Он чувствовал, что не рожден для семейного очага, сознавал, вероятно, свои недостатки, как мужа. Ему, как поэту, нужен весь мир. То, что царило в то время в литературе, ему было не по душе, он должен итти своим путем, который не даст ему много денег и славы, но даст возможность, по словам Саади, "оставить по себе чекан души своей и обозреть красоту мира!"
В Константинополе его поражала двойственность: величие, красота, богатство и -- убожество, грязь, нищета.
Босфор, Золотой Рог, Скутари "со своей деревенской тишиной, домиками с решетчатыми окнами балконов, где томятся жены не очень богатых турок, с фонтанами, с белыми изящными минаретами среди мшистых развалин, с знаменитым кладбищем под высокими густыми темными кипарисами, под которыми стройно белеют столбики в чалмах, где воздух оглашает пение соловьев, говорившее о радостях любви и жизни..."
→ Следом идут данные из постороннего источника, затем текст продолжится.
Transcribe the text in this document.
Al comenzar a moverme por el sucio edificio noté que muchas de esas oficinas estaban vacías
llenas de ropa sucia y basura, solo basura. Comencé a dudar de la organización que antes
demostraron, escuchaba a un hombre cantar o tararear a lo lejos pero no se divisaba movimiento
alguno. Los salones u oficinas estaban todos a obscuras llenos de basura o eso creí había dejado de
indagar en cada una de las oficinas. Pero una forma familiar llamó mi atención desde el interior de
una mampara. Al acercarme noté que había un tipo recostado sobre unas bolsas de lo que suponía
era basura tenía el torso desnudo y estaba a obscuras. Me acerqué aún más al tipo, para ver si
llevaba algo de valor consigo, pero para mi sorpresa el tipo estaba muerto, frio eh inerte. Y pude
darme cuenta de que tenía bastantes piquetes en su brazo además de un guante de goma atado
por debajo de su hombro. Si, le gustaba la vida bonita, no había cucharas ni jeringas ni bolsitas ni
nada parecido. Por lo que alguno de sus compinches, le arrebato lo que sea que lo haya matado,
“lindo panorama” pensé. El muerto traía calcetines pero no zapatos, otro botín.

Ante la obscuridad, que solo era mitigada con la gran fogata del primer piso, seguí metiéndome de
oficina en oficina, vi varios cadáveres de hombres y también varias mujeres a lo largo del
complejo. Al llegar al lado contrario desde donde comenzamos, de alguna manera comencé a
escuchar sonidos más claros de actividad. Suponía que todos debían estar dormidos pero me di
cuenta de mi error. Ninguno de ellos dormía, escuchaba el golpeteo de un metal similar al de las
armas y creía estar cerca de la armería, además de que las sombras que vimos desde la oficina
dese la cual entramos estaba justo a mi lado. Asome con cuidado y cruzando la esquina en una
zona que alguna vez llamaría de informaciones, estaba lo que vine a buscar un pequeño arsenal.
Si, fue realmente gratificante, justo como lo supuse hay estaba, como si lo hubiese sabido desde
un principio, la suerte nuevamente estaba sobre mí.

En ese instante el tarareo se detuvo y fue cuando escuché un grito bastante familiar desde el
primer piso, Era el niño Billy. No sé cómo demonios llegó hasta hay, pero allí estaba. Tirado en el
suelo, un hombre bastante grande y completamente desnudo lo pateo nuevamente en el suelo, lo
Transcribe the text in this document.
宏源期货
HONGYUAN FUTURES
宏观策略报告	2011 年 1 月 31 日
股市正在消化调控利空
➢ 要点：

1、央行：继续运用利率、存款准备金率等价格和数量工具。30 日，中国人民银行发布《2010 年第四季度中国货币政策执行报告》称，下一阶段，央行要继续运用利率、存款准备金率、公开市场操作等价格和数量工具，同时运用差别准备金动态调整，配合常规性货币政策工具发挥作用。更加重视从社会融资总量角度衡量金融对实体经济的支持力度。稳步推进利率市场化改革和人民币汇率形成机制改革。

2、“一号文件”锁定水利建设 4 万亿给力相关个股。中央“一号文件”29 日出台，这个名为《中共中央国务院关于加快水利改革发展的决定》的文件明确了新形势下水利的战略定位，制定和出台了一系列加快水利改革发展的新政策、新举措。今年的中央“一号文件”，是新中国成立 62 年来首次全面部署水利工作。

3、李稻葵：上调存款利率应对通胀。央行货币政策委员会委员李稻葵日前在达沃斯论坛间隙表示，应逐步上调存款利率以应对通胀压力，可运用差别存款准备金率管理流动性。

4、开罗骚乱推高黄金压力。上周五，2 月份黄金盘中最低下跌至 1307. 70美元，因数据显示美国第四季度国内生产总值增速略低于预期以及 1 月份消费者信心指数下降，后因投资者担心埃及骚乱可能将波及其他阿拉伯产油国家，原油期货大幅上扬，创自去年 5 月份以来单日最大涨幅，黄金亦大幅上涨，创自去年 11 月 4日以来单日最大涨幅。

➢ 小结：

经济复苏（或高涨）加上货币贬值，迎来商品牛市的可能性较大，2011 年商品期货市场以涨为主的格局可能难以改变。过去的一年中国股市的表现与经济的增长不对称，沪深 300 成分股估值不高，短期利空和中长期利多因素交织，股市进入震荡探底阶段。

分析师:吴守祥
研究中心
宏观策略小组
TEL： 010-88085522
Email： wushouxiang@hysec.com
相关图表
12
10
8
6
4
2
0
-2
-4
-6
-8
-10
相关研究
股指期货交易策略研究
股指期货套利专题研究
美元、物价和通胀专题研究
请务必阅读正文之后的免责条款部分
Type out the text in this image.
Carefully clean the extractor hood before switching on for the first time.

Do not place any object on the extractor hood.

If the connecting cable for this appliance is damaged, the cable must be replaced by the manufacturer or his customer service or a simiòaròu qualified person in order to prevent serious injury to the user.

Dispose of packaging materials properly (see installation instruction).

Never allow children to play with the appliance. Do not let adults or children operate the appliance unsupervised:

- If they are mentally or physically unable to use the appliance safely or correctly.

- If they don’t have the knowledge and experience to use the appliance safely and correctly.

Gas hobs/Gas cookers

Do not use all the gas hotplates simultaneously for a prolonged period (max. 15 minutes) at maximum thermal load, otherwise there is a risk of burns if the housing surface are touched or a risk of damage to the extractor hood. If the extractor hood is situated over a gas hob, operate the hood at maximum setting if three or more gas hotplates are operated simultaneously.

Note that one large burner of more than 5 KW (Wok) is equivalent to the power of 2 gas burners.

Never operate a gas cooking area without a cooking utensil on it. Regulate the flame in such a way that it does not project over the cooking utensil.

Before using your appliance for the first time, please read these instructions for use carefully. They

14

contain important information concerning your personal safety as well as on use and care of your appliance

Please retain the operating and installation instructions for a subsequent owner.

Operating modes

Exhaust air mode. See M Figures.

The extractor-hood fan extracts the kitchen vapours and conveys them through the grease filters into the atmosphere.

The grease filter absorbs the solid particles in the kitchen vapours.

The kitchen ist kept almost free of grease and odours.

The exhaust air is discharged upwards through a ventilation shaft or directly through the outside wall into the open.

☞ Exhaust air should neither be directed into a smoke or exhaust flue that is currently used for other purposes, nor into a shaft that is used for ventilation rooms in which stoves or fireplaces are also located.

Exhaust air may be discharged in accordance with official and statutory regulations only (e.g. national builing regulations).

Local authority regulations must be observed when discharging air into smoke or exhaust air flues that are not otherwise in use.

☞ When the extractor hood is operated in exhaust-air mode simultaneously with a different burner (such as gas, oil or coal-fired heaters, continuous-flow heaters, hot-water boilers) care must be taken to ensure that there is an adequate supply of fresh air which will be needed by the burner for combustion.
Есть фотография тех дней: Бунин снят с двумя суданскими неграми: один в низкой феске, другой в каком-то непонятном головном уборе, а сзади них, положив руки им на плечи, стоит он -- в темном костюме, в мягкой белой рубашке с длинным галстуком, без шляпы. Причесан на косой ряд, узенькая прядь на лбу, худой с очень серьезными глазами.
День он проводил с милым Герасимом, который уже был не в шляпе, как на пароходе, а в картузике, но с неизменным тяжелым зонтом под мышкой.
Посетили они много всяких таверн, харчевен, ели кебаб прямо на улице, стоя, из кипящего жиром огромного котла... И Герасим всегда повторял: "Кусай, кусай, пойдесь домой, будесь рассказывать..." и они "кусали и кусали"... Заходили и в кофейни, где злоупотребляли турецким кофием, сладким, душистым и крепким, смотрели на турок, куривших кальян, молча сидевших по целым часам, скинув одну туфлю и поставив ногу на узенький диван.
Много раз проходили по знаменитому базару, где продавцы хватали за рукав и тащили в свои лавки, чтоб показать товар, отлично зная, что покупать они у них не будут, но им нравилось показывать, вызывать восхищение у смотрящего. Там Иван Алексеевич насмотрелся на бесценные ковры, шали, вышивки золотом и серебром, медные кувшины с тонкими узорами, столики из черного дерева с инкрустациями, словом, на всё, что продается на Востоке. Всё было изящно и красиво. Там на память о этих днях он купил себе чудесную феску, которая ему очень шла, -- он становился похож на красивого турка.
Неизгладимое впечатление произвели на него дервиши. За несколько мелких монет впустили его с Герасимом в высокий восьмигранный зал, с трех сторон хоры, украшения -- суры Корана.
Дервишей было около двадцати, ими руководил шейх: "И по мере того, как все выше и выше поднимались голоса флейт... всё быстрее неслись по залу белые кресты-вихри... и всё крепче топал ногой шейх: приближалось страшное и сладчайшее "исчезновение в Боге и вечности..." ("Тень Птицы").
На Башне Христа он переживал нечто подобное, что и у дервишей: "Теплый сильный ветер гудит за мною в вышине, пространство точно плывет подо мною, туманно-голубая даль тянет в бесконечность..." ("Тень Птицы").